Mujer y perro frente a un grizzly: lecciones de un vídeo viral en Canadá
¿Qué harías si, paseando a tu perro por un bosque canadiense, te topas con un oso grizzly a pocos metros? El vídeo que circula estos días muestra a una mujer que, con una serenidad pasmosa –y el móvil en la mano–, retrocede sin correr mientras el animal se acerca, se yergue y bufa. El perro, atado, tironea. Ella habla con voz temblorosa pero firme. El oso, finalmente, se da la vuelta. Sobreviven. Pero el debate que ha provocado va mucho más allá del susto.
¿Por qué el oso no atacó?
Lo primero que sorprende es que un depredador de ese tamaño, capaz de abatir a un alce, se limite a amenazar. Quienes conocen el comportamiento de los osos apuntan a dos hipótesis: que se trataba de una hembra protegiendo una cría –no interesada en pelear, solo en ahuyentar–, o un ejemplar joven, más curioso que agresivo. La mujer, pese al miedo, hizo lo correcto según las guías de Parks Canada: no correr, mantener contacto visual, hacerse grande y hablar con calma. Lo discutible es que llevara el perro atado. Algunos defienden que soltarlo podría haber desviado la atención del oso, pero la recomendación oficial es justo la contraria: un perro suelto puede provocar una persecución y volver hacia el dueño con el oso detrás. La correa, en ese sentido, fue un factor de control, no de riesgo.

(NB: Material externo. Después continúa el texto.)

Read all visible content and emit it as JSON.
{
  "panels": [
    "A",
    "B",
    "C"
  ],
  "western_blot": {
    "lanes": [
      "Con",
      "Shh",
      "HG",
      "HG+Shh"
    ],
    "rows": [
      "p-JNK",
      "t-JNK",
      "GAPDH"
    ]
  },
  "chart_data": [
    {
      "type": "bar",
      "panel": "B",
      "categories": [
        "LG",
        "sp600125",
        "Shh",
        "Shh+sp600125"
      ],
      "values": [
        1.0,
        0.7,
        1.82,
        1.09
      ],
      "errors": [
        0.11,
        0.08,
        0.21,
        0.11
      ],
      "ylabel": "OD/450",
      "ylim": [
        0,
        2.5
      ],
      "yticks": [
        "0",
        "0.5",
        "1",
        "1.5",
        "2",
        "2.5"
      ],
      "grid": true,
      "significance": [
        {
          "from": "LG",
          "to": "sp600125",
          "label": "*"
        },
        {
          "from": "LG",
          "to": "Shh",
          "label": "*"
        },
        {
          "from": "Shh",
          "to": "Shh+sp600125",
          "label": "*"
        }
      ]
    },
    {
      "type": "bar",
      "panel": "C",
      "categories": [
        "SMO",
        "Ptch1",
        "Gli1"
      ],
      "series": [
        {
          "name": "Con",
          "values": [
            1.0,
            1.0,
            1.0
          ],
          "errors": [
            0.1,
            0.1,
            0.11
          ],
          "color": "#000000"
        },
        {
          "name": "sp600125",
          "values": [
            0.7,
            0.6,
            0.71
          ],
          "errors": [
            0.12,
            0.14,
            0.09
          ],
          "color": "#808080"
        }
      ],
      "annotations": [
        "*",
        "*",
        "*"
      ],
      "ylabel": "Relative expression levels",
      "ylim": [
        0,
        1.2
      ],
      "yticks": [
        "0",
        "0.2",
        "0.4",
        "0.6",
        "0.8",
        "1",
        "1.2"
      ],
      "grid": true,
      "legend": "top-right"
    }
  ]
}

Espray, armas y el postureo digital
El vídeo también ha reabierto el debate sobre cómo protegerse en territorios de osos. Mientras unos claman por el uso de espray antiosos –accesible y eficaz, según los expertos–, otros recuerdan que en Alaska o en Svalbard la solución es un fusil al hombro. Un análisis más detallado sobre calibres y munición específica (el 10 mm Auto con punta plana, dicen los más entendidos) muestra que no todo vale para detener a un oso en carrera. Pero la mujer no llevaba nada de eso. Lo que sí llevaba era el móvil grabando, y ahí surge la crítica más ácida: la prioridad de grabar sobre la seguridad. La mano que sostiene el teléfono impide acceder al espray, y el postureo en redes se antepone al instinto de supervivencia. No es un juicio moral, sino una observación sobre los tiempos que corren: el relato visual vale más que la vida, al menos mientras el oso no decida lo contrario.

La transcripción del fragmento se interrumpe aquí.